ACT Sustainable Development Minister Simon Corbell said local prices would likely rise by about $230 annually. Gas prices in the ACT are determined by the market and are not subject to a regulator.
‘‘The ACT is particularly vulnerable because of the high level of gas use in domestic households for space heating and winter heating,’’ Mr Corbell said.
‘‘The government’s position is that we first of all need to encourage households and help households to reduce their energy use and therefore their consumption and how much they need to pay for gas.’’
ACT Council of Social Service director Susan Helyar said cold winters left Canberrans vulnerable to high gas bills.
‘‘People need to use a lot of gas to keep their homes warm in winter,’’ she said.
‘‘Most households in Canberra are doing OK, they can afford an increase. But for those people who are on income support or minimum wage or are in jobs where they don’t get enough hours or work ... they stop spending money on food, on medicine or healthcare and on transport so they can keep up with their bills.
‘‘The other thing people do is not heat their houses.

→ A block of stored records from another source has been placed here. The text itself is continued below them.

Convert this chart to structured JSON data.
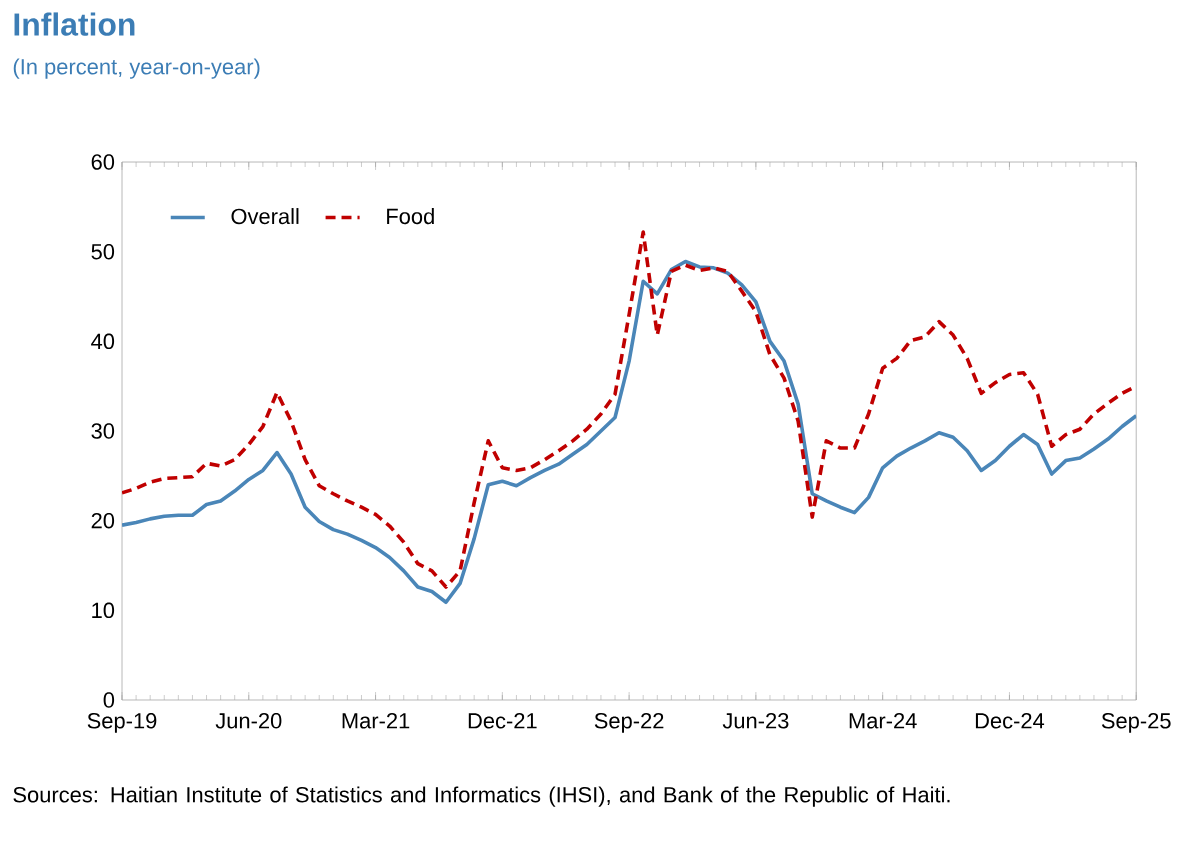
{
  "chart_data": {
    "type": "line",
    "title": "Inflation",
    "subtitle": "(In percent, year-on-year)",
    "x": [
      "2019-09",
      "2019-10",
      "2019-11",
      "2019-12",
      "2020-01",
      "2020-02",
      "2020-03",
      "2020-04",
      "2020-05",
      "2020-06",
      "2020-07",
      "2020-08",
      "2020-09",
      "2020-10",
      "2020-11",
      "2020-12",
      "2021-01",
      "2021-02",
      "2021-03",
      "2021-04",
      "2021-05",
      "2021-06",
      "2021-07",
      "2021-08",
      "2021-09",
      "2021-10",
      "2021-11",
      "2021-12",
      "2022-01",
      "2022-02",
      "2022-03",
      "2022-04",
      "2022-05",
      "2022-06",
      "2022-07",
      "2022-08",
      "2022-09",
      "2022-10",
      "2022-11",
      "2022-12",
      "2023-01",
      "2023-02",
      "2023-03",
      "2023-04",
      "2023-05",
      "2023-06",
      "2023-07",
      "2023-08",
      "2023-09",
      "2023-10",
      "2023-11",
      "2023-12",
      "2024-01",
      "2024-02",
      "2024-03",
      "2024-04",
      "2024-05",
      "2024-06",
      "2024-07",
      "2024-08",
      "2024-09",
      "2024-10",
      "2024-11",
      "2024-12",
      "2025-01",
      "2025-02",
      "2025-03",
      "2025-04",
      "2025-05",
      "2025-06",
      "2025-07",
      "2025-08",
      "2025-09"
    ],
    "series": [
      {
        "name": "Overall",
        "color": "#4a86b8",
        "line_style": "solid",
        "values": [
          19.5,
          19.8,
          20.2,
          20.5,
          20.6,
          20.6,
          21.8,
          22.2,
          23.3,
          24.6,
          25.6,
          27.6,
          25.2,
          21.5,
          19.9,
          19.0,
          18.5,
          17.8,
          17.0,
          15.9,
          14.4,
          12.6,
          12.1,
          10.9,
          13.0,
          18.0,
          24.0,
          24.4,
          23.9,
          24.8,
          25.6,
          26.3,
          27.4,
          28.5,
          30.0,
          31.5,
          37.8,
          46.7,
          45.3,
          48.0,
          48.9,
          48.3,
          48.2,
          47.6,
          46.3,
          44.4,
          40.0,
          37.8,
          33.0,
          23.0,
          22.2,
          21.5,
          20.9,
          22.6,
          25.9,
          27.2,
          28.1,
          28.9,
          29.8,
          29.3,
          27.8,
          25.6,
          26.7,
          28.3,
          29.6,
          28.5,
          25.2,
          26.7,
          27.0,
          28.0,
          29.1,
          30.5,
          31.7
        ]
      },
      {
        "name": "Food",
        "color": "#c00000",
        "line_style": "dashed",
        "values": [
          23.1,
          23.6,
          24.3,
          24.7,
          24.8,
          24.9,
          26.4,
          26.1,
          26.8,
          28.5,
          30.5,
          34.3,
          31.1,
          26.8,
          23.9,
          23.0,
          22.2,
          21.5,
          20.7,
          19.4,
          17.6,
          15.2,
          14.4,
          12.6,
          14.4,
          22.0,
          28.9,
          25.9,
          25.6,
          25.9,
          26.8,
          27.8,
          28.9,
          30.2,
          31.9,
          34.1,
          43.0,
          52.2,
          40.7,
          47.8,
          48.5,
          47.9,
          48.2,
          47.8,
          45.6,
          43.3,
          38.5,
          35.9,
          31.1,
          20.4,
          28.9,
          28.1,
          28.1,
          31.9,
          37.0,
          38.1,
          40.1,
          40.5,
          42.2,
          40.7,
          38.1,
          34.2,
          35.4,
          36.3,
          36.5,
          34.1,
          28.3,
          29.6,
          30.2,
          31.9,
          33.1,
          34.2,
          35.0
        ]
      }
    ],
    "xlim": [
      "2019-09",
      "2025-09"
    ],
    "xticks": [
      {
        "value": "2019-09",
        "label": "Sep-19"
      },
      {
        "value": "2020-06",
        "label": "Jun-20"
      },
      {
        "value": "2021-03",
        "label": "Mar-21"
      },
      {
        "value": "2021-12",
        "label": "Dec-21"
      },
      {
        "value": "2022-09",
        "label": "Sep-22"
      },
      {
        "value": "2023-06",
        "label": "Jun-23"
      },
      {
        "value": "2024-03",
        "label": "Mar-24"
      },
      {
        "value": "2024-12",
        "label": "Dec-24"
      },
      {
        "value": "2025-09",
        "label": "Sep-25"
      }
    ],
    "ylim": [
      0,
      60
    ],
    "yticks": [
      0,
      10,
      20,
      30,
      40,
      50,
      60
    ],
    "grid": false,
    "legend": "top left",
    "marker": "none",
    "annotations": [
      "Sources: Haitian Institute of Statistics and Informatics (IHSI), and Bank of the Republic of Haiti."
    ]
  }
}
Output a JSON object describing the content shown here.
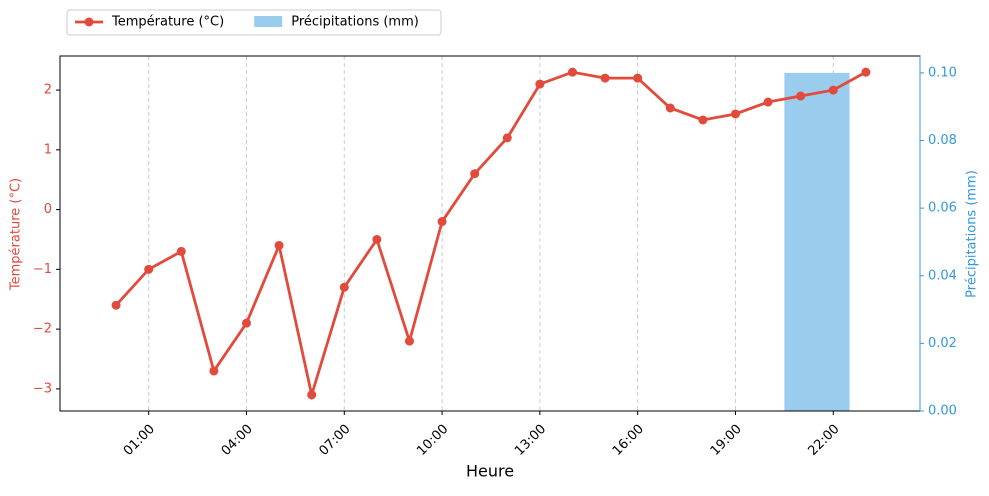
{
  "chart_data": {
    "type": "line-bar",
    "x_label": "Heure",
    "y_label": "Température (°C)",
    "y2_label": "Précipitations (mm)",
    "x": [
      0,
      1,
      2,
      3,
      4,
      5,
      6,
      7,
      8,
      9,
      10,
      11,
      12,
      13,
      14,
      15,
      16,
      17,
      18,
      19,
      20,
      21,
      22,
      23
    ],
    "xlim": [
      -1.72,
      24.66
    ],
    "xticks": [
      {
        "value": 1,
        "label": "01:00"
      },
      {
        "value": 4,
        "label": "04:00"
      },
      {
        "value": 7,
        "label": "07:00"
      },
      {
        "value": 10,
        "label": "10:00"
      },
      {
        "value": 13,
        "label": "13:00"
      },
      {
        "value": 16,
        "label": "16:00"
      },
      {
        "value": 19,
        "label": "19:00"
      },
      {
        "value": 22,
        "label": "22:00"
      }
    ],
    "ylim": [
      -3.37,
      2.57
    ],
    "yticks": [
      {
        "value": -3,
        "label": "−3"
      },
      {
        "value": -2,
        "label": "−2"
      },
      {
        "value": -1,
        "label": "−1"
      },
      0,
      1,
      2
    ],
    "y2lim": [
      0,
      0.105
    ],
    "y2ticks": [
      {
        "value": 0,
        "label": "0.00"
      },
      {
        "value": 0.02,
        "label": "0.02"
      },
      {
        "value": 0.04,
        "label": "0.04"
      },
      {
        "value": 0.06,
        "label": "0.06"
      },
      {
        "value": 0.08,
        "label": "0.08"
      },
      {
        "value": 0.1,
        "label": "0.10"
      }
    ],
    "grid": "x",
    "legend": "top-left-outside",
    "series": [
      {
        "name": "Température (°C)",
        "color": "#e24a3b",
        "kind": "line",
        "axis": "y",
        "values": [
          -1.6,
          -1.0,
          -0.7,
          -2.7,
          -1.9,
          -0.6,
          -3.1,
          -1.3,
          -0.5,
          -2.2,
          -0.2,
          0.6,
          1.2,
          2.1,
          2.3,
          2.2,
          2.2,
          1.7,
          1.5,
          1.6,
          1.8,
          1.9,
          2.0,
          2.3
        ]
      },
      {
        "name": "Précipitations (mm)",
        "color": "#99cced",
        "kind": "bar",
        "axis": "y2",
        "values": [
          0,
          0,
          0,
          0,
          0,
          0,
          0,
          0,
          0,
          0,
          0,
          0,
          0,
          0,
          0,
          0,
          0,
          0,
          0,
          0,
          0,
          0.1,
          0.1,
          0
        ]
      }
    ]
  }
}
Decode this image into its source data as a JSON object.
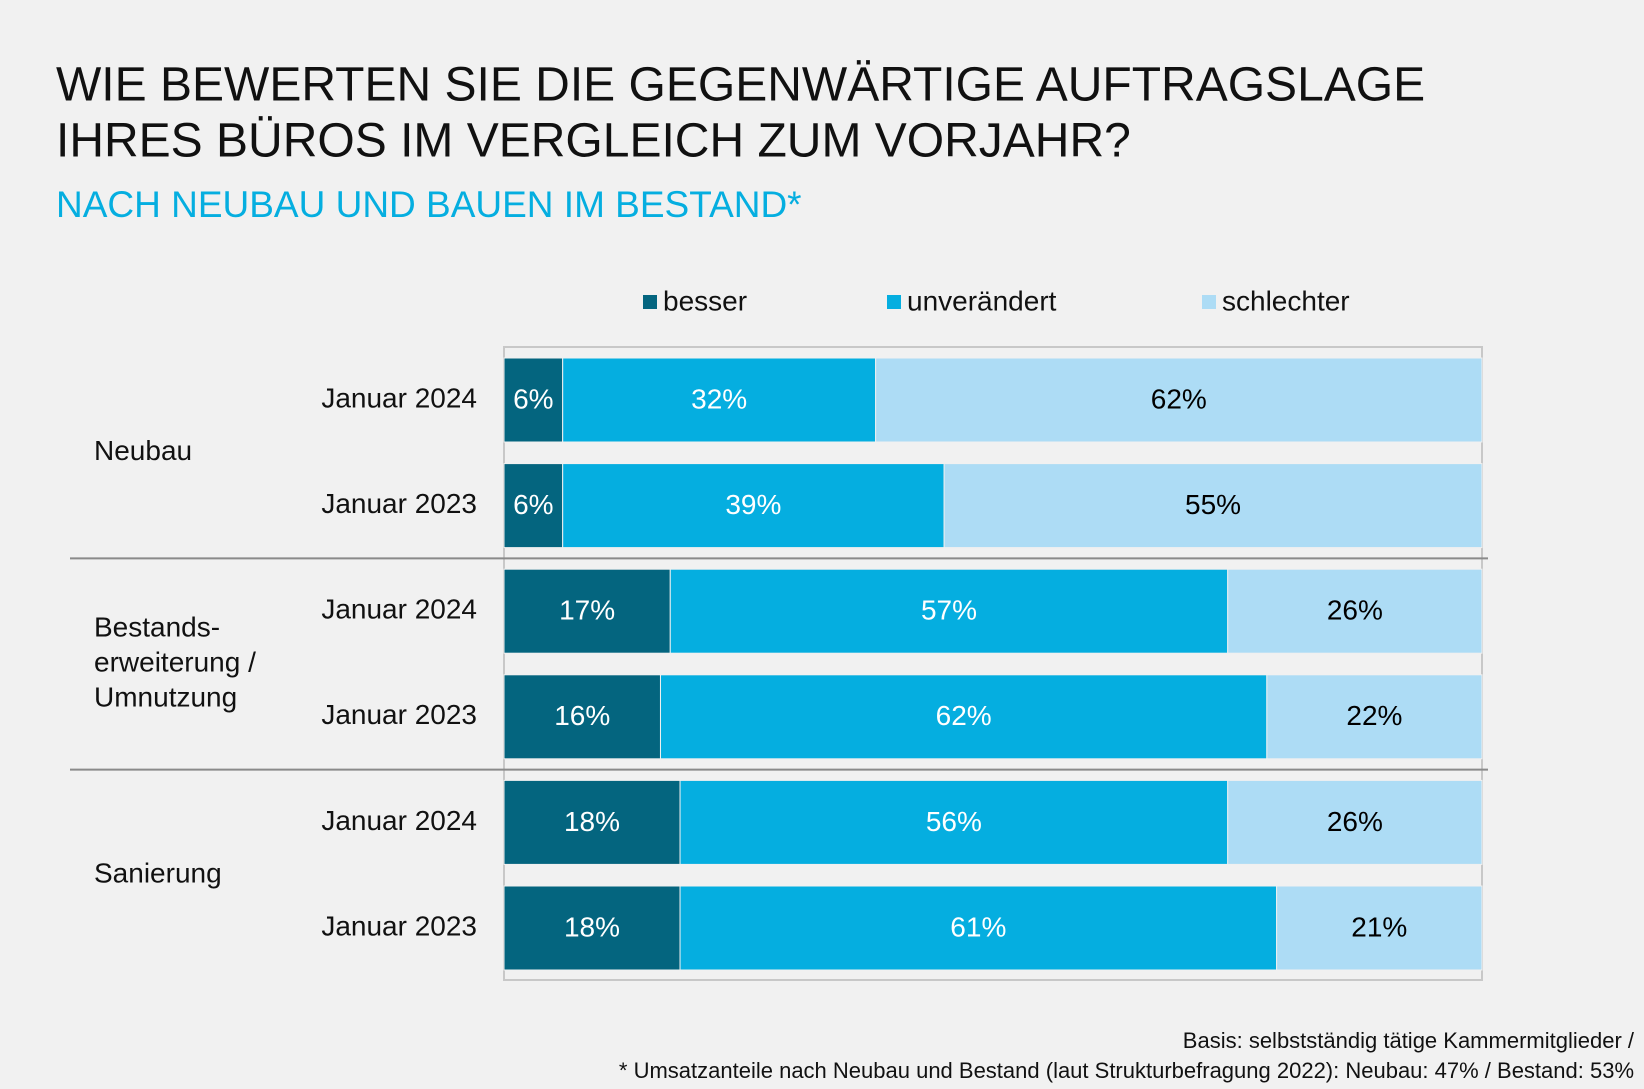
{
  "chart_data": {
    "type": "stacked-bar-horizontal",
    "title": [
      "WIE BEWERTEN SIE DIE GEGENWÄRTIGE AUFTRAGSLAGE",
      "IHRES BÜROS IM VERGLEICH ZUM VORJAHR?"
    ],
    "subtitle": "NACH NEUBAU UND BAUEN IM BESTAND*",
    "groups": [
      [
        "Neubau"
      ],
      [
        "Bestands-",
        "erweiterung /",
        "Umnutzung"
      ],
      [
        "Sanierung"
      ]
    ],
    "categories": [
      "Januar 2024",
      "Januar 2023",
      "Januar 2024",
      "Januar 2023",
      "Januar 2024",
      "Januar 2023"
    ],
    "series": [
      {
        "name": "besser",
        "color": "#04657f",
        "label_color": "#ffffff",
        "values": [
          6,
          6,
          17,
          16,
          18,
          18
        ],
        "value_labels": [
          "6%",
          "6%",
          "17%",
          "16%",
          "18%",
          "18%"
        ]
      },
      {
        "name": "unverändert",
        "color": "#05aee0",
        "label_color": "#ffffff",
        "values": [
          32,
          39,
          57,
          62,
          56,
          61
        ],
        "value_labels": [
          "32%",
          "39%",
          "57%",
          "62%",
          "56%",
          "61%"
        ]
      },
      {
        "name": "schlechter",
        "color": "#addcf5",
        "label_color": "#000000",
        "values": [
          62,
          55,
          26,
          22,
          26,
          21
        ],
        "value_labels": [
          "62%",
          "55%",
          "26%",
          "22%",
          "26%",
          "21%"
        ]
      }
    ],
    "xlim": [
      0,
      100
    ],
    "footnote": [
      "Basis: selbstständig tätige Kammermitglieder /",
      "* Umsatzanteile nach Neubau und Bestand (laut Strukturbefragung 2022): Neubau: 47% / Bestand: 53%"
    ]
  }
}
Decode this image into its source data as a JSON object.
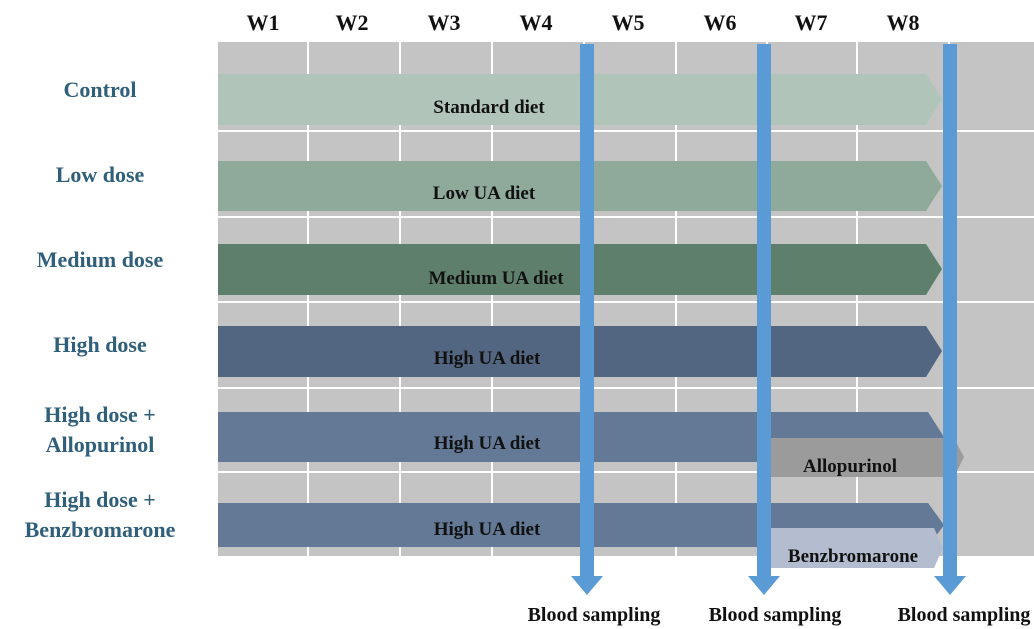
{
  "weeks": [
    "W1",
    "W2",
    "W3",
    "W4",
    "W5",
    "W6",
    "W7",
    "W8"
  ],
  "groups": [
    {
      "label": "Control",
      "diet": "Standard diet",
      "color": "#b0c4b9"
    },
    {
      "label": "Low dose",
      "diet": "Low UA diet",
      "color": "#8fa99a"
    },
    {
      "label": "Medium dose",
      "diet": "Medium UA diet",
      "color": "#5f7f6d"
    },
    {
      "label": "High dose",
      "diet": "High UA diet",
      "color": "#536681"
    },
    {
      "label": "High dose +\nAllopurinol",
      "diet": "High UA diet",
      "color": "#637996",
      "treatment": "Allopurinol",
      "treatment_color": "#9b9b9b"
    },
    {
      "label": "High dose +\nBenzbromarone",
      "diet": "High UA diet",
      "color": "#637996",
      "treatment": "Benzbromarone",
      "treatment_color": "#b3bdcf"
    }
  ],
  "sampling": [
    "Blood sampling",
    "Blood sampling",
    "Blood sampling"
  ],
  "colors": {
    "grid": "#c4c4c4",
    "sampling_arrow": "#5b9bd5",
    "group_label": "#2f5f7a"
  }
}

Those people get sick with respiratory illnesses through the winter because they are in circumstances which are unsuitable for their health.’’
Mr Corbell said schemes designed to help low-income earners with utility costs and the roll out of renewable energy projects would help Canberrans meet the cost.
Meanwhile, Origin Energy customers in south-western NSW will have a 19.4 per cent price increase in the next two years, adding $224 to household bills and $764 for small businesses.
ActewAGL’s increases were attributed to wholesale gas costs.
The regulator said the main reason for higher Origin prices was ‘‘the proposed increase in the retail and wholesale component of regulated prices’’.
In NSW, customers will pay $225 a year more on average from July 1.
The draft ruling will be confirmed in a final report due in June.
Tribunal chairman Peter Boxall blamed the increases on rising wholesale prices, saying the east-coast market was effectively connected to Asia through the Queensland LNG exports.